Damar sempat mendengar keributan tersebut. Ia melangkah cepat ke pelataran rumah untuk mengecek keadaan. "Ada apa sih, Iva? Pergi sana kok masih ada di rumahku!" usirnya kasar.
"Seharusnya yang kamu pertanyaan pada wanita tua itu bukan padaku. Dia yang sudah berbuat onar dengan merebut surat tanah dan rumah yang sudah kamu berikan padaku."
Dengan menunjuk kasar ke arah Mamah Ila, Iva membela diri.
Damar beralih menatap ke arah Mamahnya yang saat ini menyembunyikan kedua tangannya di punggung.
"Mah, cepat kembalikan! Biar dia lekas pergi dari sini karena aku sudah muak melihat wajahnya yang lusuh dan dekil serta tubuhnya yang bau sekali," perintah Damar sembari mengejek Iva.
Tapi Mamah Ila justru kukuh pada pendiriannya. Ia tidak rela Damar memberikan rumah untuk Iva. "Nggak akan Mamah berikan, enak saja. Toh selama ini kamu yang lelah dan capek bekerja, masa dia yang menikmati hasilnya."
"Heh, jangan sembarang kalau ngomong ya! Jika aku tidak memberikan modal yang bernilai puluhan milyar, mana mungkin anakmu yang pengangguran itu bisa mendirikan perusahaan. Perlu kalian tahu juga, setiap ada klien yang ingin bekerja sama itu juga aku yang merekomendasikan perusahaan barunya pada pengusaha-pengusaha kenalanku," ucap Iva mendengus kesal.

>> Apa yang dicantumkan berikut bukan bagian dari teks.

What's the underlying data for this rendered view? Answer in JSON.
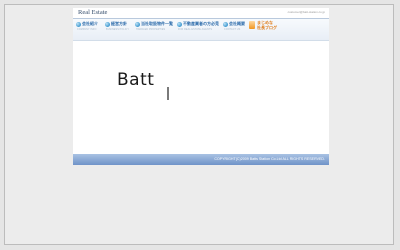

Hal ini sontak saja membuat Damar terkekeh mengejek. "Apa aku barusan nggak salah dengar? Kesuksesanku ini karena otakku yang cerdas dan juga jerih payahku sendiri. Untuk dana yang pernah kamu berikan dulu, bukannya itu keinginanmu sendiri? Aku tidak pernah loh mengemis meminta apapun darimu tapi kamu yang berinisiatif memberikan semua harta dan tabunganmu padaku. Lagi pula hartamu hartaku juga karena kita suami istri. Kenapa kamu jadi perhitungan? Itu sama saja tidak ikhlas. Aku jadi berubah pikiran untuk memberimu sebuah rumah. Perbuatan Mamah memang benar. Sudah sana pergi!"
Dengan sangat kasar Damar menyeret Iva ke luar pintu gerbang. Ia mendorong tubuh Iva dan nyaris saja wanita cantik itu terjatuh untung saja ada seorang pemuda tampan menopang tubuhnya. "Kamu tidak apa-apa?" tanyanya menatap iba ke arah Iva.
Sejenak Iva terperangah menatap pemuda itu. Begitu pula dengan Damar dan juga Mamah Ila. Lantas siapakah pemuda itu?